Quando Eva do Amaral Facim nasceu, em abril de 1934, as mulheres recém haviam conquistado o direito de votar no Brasil graças a meio século de mobilização de movimentos sociais. Passados 90 anos, sob o nome de urna de Eva Facin, a idosa é uma das quase 10 mil candidatas do gênero feminino em busca de um cargo público no Rio Grande do Sul nesta eleição — e a mais velha entre todos os concorrentes registrados no Tribunal Superior Eleitoral (TSE) pelo Estado. Ela disputa, pela primeira vez, uma vaga na política, para vereadora em Santiago, na Região Central, pelo PDT.
No distante 20 de abril de 1934, quando Eva veio ao mundo, Getúlio Vargas vivia as últimas semanas de seu governo provisório, antes de ser reempossado em uma eleição indireta e dar seguimento à chamada Era Vargas. Na Alemanha, Hitler se preparava para assumir o comando do país ao unir as funções de presidente e chanceler. A população gaúcha mal contava 3 milhões de pessoas, e a expectativa média de vida no país era inferior a 40 anos. Natural de São Francisco de Assis, logo aos 16 anos Eva começaria a trabalhar como professora ensinando não apenas crianças a ler e a escrever, mas também adultos analfabetos.
— Lecionava na escola Vista Alegre. Sempre amei trabalhar. Dava carinho e conhecimento aos meus alunos pra que se tornassem pessoas maravilhosas. Hoje, tem professores da Universidade Federal de Santa Maria que fui eu que alfabetizei — vangloria-se a candidata nonagenária.
No outro extremo do ranking etário, o TSE contabiliza 21 candidatos de 18 anos na disputa pelo voto dos gaúchos nestas eleições. Essa é a idade mínima estipulada legalmente para tentar uma vaga como vereador.
Eva se aposentou do magistério, mas não da missão de seguir ensinando — embora, atualmente, tenha trocado as letras pelos temperos:
— Agora sou professora de culinária. Fiz vários cursos. Minhas amigas vêm aqui em casa, faço muita compota e ensino a elas. Então, considero que continuo sendo professora.
A candidata concilia o trabalho como criadora de gado, em uma fazenda que ainda supervisiona pessoalmente, com outras paixões como plantar árvores e ceder mudas a outras pessoas interessadas em deixar o planeta mais verde. O hábito remonta a uma antiga tradição familiar.
— Meu finado pai tinha um sistema: quando a minha mãe engravidava, ele escolhia uma muda. Quando o filho nascia, ele plantava. Eu fui uma muda de cedro, que é uma madeira dura, forte. Então eu amo árvores, tenho um viveiro e faço mudas pra dar para as pessoas. Agora mesmo tenho 60 mudas de pessegueiro para os vizinhos — conta a professora aposentada.
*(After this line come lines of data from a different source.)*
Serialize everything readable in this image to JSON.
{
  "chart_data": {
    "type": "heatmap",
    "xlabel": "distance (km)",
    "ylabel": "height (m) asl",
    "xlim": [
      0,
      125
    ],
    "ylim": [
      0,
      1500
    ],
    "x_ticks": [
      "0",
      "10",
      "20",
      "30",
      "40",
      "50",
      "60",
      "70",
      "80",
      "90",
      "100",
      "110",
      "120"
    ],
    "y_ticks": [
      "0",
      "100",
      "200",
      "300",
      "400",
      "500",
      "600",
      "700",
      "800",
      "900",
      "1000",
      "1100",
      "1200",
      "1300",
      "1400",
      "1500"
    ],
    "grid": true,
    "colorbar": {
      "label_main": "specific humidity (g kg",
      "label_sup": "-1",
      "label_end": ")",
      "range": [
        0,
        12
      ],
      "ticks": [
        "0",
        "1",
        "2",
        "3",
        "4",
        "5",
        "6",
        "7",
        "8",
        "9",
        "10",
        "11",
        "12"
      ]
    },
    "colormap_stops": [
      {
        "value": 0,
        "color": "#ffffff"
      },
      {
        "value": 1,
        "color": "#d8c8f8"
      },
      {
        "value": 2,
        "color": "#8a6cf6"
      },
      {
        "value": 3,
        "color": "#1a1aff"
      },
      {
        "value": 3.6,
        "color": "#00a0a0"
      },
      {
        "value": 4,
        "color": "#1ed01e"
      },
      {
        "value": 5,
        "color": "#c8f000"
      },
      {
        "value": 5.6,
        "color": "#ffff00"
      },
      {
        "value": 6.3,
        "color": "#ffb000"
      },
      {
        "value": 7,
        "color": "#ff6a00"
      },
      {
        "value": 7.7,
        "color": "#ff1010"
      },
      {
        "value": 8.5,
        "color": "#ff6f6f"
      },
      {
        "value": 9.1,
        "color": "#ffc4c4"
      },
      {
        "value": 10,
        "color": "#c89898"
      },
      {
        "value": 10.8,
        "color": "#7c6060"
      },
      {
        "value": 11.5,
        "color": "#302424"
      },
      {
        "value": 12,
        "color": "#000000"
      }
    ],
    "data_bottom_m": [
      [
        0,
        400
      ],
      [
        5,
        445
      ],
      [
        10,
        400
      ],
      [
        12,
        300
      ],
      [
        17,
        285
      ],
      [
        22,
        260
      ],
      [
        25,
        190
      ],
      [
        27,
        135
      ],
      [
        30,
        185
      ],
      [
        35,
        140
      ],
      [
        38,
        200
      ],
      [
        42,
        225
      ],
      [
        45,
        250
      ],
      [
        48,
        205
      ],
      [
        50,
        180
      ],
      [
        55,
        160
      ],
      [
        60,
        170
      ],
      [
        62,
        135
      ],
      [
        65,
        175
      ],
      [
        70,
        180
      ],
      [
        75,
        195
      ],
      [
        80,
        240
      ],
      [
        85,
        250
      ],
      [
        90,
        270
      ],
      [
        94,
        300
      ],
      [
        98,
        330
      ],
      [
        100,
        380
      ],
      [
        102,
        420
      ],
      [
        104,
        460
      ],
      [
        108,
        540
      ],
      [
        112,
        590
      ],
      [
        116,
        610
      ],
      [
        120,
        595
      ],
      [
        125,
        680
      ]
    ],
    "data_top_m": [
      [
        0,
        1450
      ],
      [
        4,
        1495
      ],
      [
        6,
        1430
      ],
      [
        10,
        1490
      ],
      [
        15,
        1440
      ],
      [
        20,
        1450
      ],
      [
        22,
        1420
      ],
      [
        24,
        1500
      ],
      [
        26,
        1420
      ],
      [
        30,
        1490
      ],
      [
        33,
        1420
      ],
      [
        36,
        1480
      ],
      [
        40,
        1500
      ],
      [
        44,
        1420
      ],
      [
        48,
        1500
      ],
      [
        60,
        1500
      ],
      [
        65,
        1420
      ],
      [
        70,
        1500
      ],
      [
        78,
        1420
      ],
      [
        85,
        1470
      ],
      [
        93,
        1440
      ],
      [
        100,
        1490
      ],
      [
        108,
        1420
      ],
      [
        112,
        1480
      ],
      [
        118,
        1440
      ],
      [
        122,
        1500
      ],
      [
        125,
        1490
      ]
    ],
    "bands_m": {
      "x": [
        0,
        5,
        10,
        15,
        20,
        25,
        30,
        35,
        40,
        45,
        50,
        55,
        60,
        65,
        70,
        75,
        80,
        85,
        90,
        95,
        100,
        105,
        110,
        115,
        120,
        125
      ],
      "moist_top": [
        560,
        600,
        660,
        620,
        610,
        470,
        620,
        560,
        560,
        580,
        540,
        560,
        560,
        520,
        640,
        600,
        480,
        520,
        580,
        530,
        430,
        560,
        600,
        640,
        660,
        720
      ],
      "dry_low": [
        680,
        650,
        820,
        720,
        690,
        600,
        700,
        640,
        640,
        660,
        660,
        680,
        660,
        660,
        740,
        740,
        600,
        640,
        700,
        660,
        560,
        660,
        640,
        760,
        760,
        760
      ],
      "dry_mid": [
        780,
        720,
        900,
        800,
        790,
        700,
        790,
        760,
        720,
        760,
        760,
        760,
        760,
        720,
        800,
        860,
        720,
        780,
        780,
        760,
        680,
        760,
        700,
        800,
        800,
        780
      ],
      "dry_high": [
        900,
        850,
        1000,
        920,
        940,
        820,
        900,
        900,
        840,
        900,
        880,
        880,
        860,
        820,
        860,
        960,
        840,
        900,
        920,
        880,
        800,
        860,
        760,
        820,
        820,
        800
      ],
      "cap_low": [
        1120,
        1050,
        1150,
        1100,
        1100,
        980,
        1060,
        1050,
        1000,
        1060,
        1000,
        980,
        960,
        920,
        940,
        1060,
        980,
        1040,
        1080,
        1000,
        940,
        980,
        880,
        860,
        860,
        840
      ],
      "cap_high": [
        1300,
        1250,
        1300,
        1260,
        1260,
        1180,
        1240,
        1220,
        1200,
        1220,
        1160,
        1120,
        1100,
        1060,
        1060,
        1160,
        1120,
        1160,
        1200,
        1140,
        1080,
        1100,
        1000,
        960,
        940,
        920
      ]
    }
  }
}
Eva diz que a decisão de entrar para a vida política na terceira idade, quando muitas outras pessoas já buscam um cotidiano mais sossegado, veio a partir de um convite do diretório municipal da sigla.
— Dona Eva é filiada ao partido há muito tempo, participa das discussões municipais, já integrou comissões do Sindicato Rural de Santiago. É uma pessoa que pega no batente — avalia o advogado e companheiro de legenda Paulo Cesar Garcia Rosado.
A candidatura também é uma forma de homenagear o marido, Ivo, já falecido.
— Ele amava o partido, mas nunca chegou a se candidatar. Então resolvi fazer isso também por respeito a ele — revela a produtora rural, que não teve filhos.
A idosa se desloca sem grandes dificuldades, fala de modo acelerado e, até pouco tempo atrás, ainda dirigia pelas estradas do município. Agora, prefere andar na carona. Diz que vai fazer campanha apenas divulgando seu nome, sem bater de porta em porta, para receber os votos por merecimento e não por pedi-los. Entre suas ambições, caso consiga se eleger, está elaborar projetos que aumentem a proteção aos idosos em Santiago. Garante que não faltará disposição.
— Eu amo a vida, amo as pessoas, amo trabalhar. Não tenho empregada, eu mesma cozinho. Agora mesmo estou com uns 40 vidros de doce de laranja prontos — conta a candidata de nove décadas de vida.
E complementa, despedindo-se:
— Agora preciso ir, estou com a caminhonete carregada de sal e de medicamentos para o gado.